Nitrous oxide and methane in a changing Arctic Ocean

Human activities are changing the Arctic environment at an unprecedented rate resulting in rapid warming, freshening, sea ice retreat and ocean acidification of the Arctic Ocean. Trace gases such as nitrous oxide (N2O) and methane (CH4) play important roles in both the atmospheric reactivity and radiative budget of the Arctic and thus have a high potential to influence the region’s climate. However, little is known about how these rapid physical and chemical changes will impact the emissions of major climate-relevant trace gases from the Arctic Ocean. The combined consequences of these stressors present a complex combination of environmental changes which might impact on trace gas production and their subsequent release to the Arctic atmosphere.
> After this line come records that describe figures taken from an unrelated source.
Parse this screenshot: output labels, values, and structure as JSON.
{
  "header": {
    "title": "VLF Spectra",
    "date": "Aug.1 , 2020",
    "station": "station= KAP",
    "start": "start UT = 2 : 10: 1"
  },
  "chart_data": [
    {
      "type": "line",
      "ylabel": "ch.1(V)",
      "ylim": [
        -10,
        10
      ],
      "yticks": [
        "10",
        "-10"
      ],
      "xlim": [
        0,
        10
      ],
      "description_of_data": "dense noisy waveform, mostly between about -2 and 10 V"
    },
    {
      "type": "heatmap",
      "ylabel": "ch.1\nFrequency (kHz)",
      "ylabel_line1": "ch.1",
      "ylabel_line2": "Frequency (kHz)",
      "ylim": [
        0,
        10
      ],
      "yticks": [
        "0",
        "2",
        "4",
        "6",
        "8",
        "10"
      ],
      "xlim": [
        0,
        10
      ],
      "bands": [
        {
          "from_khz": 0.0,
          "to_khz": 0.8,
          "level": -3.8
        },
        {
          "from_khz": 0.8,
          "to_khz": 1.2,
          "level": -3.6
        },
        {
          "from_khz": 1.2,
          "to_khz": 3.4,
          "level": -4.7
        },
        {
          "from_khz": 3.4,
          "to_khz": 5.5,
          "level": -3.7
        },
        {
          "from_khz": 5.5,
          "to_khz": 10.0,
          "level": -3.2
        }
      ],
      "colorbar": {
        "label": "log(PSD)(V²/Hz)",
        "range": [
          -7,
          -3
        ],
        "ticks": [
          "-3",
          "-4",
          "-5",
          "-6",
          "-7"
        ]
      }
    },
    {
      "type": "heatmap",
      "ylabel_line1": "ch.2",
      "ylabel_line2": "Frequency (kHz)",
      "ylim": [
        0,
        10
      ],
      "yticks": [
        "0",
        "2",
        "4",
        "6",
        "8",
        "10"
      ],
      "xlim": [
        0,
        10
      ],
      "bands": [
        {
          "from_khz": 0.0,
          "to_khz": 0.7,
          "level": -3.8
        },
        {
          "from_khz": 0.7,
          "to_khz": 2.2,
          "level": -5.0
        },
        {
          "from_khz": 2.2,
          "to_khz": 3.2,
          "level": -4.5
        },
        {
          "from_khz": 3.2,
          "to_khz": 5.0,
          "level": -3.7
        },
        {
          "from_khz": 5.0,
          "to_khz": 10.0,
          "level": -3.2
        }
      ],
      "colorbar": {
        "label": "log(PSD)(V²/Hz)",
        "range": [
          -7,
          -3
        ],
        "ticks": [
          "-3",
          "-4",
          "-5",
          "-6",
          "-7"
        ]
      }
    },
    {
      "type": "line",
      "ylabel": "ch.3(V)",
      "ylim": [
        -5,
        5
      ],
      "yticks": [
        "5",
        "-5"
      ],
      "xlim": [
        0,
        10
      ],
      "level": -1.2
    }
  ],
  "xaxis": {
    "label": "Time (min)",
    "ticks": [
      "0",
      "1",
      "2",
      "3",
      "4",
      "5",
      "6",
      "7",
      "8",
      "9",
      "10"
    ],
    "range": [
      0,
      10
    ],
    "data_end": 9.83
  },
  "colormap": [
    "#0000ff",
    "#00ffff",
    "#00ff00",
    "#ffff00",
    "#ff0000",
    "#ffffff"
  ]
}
Here we present our current understanding of nitrous oxide and methane cycling in the Arctic Ocean and its relevance for regional and global atmosphere and climate and offer our thoughts on how this might change over coming decades.

Rees A. P., Bange H. W., Arévalo-Martínez D. L., Artioli Y., Ashby D. M., Brown I., Campen H. I., Clark D. R., Kitidis V., Lessin G., Tarran G. A. & Turley C., in press. Nitrous oxide and methane in a changing Arctic Ocean. Ambio. Article.